Capacity is something managers are more worried about. Apparently, they feel they could get more done if they had more manpower to throw against a problem. Developers are somewhat less concerned with it, even though it is the second priority challenge for them.

Sharing knowledge

Sharing knowledge is the biggest challenge for developers. It seems devs feel like knowledge is more valuable than raw manpower. It does make sense since more people aren’t exactly useful unless there is the necessary knowledge behind them. For managers, hiring is the second biggest challenge; sharing knowledge only comes third.

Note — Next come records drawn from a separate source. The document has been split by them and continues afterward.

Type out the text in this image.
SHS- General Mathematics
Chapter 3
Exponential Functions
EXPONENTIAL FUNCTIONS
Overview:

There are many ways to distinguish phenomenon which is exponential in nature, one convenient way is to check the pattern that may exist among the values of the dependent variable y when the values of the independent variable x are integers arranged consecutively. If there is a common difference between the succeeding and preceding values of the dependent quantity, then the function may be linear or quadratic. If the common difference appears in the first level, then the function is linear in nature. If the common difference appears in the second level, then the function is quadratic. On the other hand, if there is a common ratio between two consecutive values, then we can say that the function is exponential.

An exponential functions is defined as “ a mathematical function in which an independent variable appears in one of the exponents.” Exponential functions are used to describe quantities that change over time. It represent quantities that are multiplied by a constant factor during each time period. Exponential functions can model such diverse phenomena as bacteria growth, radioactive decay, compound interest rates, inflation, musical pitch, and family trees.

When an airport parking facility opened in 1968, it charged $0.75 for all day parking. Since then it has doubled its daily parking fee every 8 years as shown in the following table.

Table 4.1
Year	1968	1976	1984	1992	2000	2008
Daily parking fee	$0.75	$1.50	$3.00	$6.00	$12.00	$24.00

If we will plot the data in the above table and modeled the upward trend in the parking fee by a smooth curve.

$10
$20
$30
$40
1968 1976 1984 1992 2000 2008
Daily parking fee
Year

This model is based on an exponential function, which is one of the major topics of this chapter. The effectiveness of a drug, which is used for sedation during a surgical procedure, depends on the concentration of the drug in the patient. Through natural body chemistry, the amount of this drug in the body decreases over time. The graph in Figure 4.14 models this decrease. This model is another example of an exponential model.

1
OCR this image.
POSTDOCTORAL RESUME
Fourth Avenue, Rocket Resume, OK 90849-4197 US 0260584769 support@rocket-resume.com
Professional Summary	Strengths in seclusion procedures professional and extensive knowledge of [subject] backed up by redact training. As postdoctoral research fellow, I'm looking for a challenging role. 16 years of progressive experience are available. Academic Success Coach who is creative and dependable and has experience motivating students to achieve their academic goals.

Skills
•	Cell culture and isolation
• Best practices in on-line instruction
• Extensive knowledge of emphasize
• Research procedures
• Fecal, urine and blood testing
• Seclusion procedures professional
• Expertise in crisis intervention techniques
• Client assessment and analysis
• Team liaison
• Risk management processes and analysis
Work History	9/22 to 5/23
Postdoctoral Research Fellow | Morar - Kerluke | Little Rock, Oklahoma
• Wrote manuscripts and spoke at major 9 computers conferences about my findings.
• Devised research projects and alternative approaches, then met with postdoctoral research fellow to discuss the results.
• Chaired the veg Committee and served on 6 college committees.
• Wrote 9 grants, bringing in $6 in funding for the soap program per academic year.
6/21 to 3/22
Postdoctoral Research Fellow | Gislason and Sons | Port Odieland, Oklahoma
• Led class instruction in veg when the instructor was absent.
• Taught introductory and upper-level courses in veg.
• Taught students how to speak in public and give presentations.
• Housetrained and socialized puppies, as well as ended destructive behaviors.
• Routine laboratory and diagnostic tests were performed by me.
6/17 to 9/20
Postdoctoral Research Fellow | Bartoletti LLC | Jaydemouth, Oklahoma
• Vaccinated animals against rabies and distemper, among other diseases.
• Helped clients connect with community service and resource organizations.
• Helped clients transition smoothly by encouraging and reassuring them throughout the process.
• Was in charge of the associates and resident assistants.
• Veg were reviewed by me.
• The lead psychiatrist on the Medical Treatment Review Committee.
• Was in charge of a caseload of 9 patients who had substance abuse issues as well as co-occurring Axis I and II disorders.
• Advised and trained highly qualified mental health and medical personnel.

Outsourcing is more common

Outsourcing became significantly more common in 2019 compared to the previous year. In 2018, barely above 50% said they used outside help, and by this year, it went as high as 66%.

Of all the outsourcing, nearly 60% goes to software development agencies, a good 20% works with freelancers, and another roughly 20% works with both. So, agencies are a hot commodity these days, and the demand will likely keep rising. Good developers are always hard to find, and many company’s projects do not justify keeping up a full team in the long run.

Outsourcing is becoming an important part of everyday life, not only in the tech field but for just about any company dealing with software. So maybe it's a good idea to look into the fine details of it, as you might end up in need of it soon.


We’ve been through some key things, shifting among programming languages, checking the top challenges and the disparity between managers and developers, and touching on outsourcing a bit.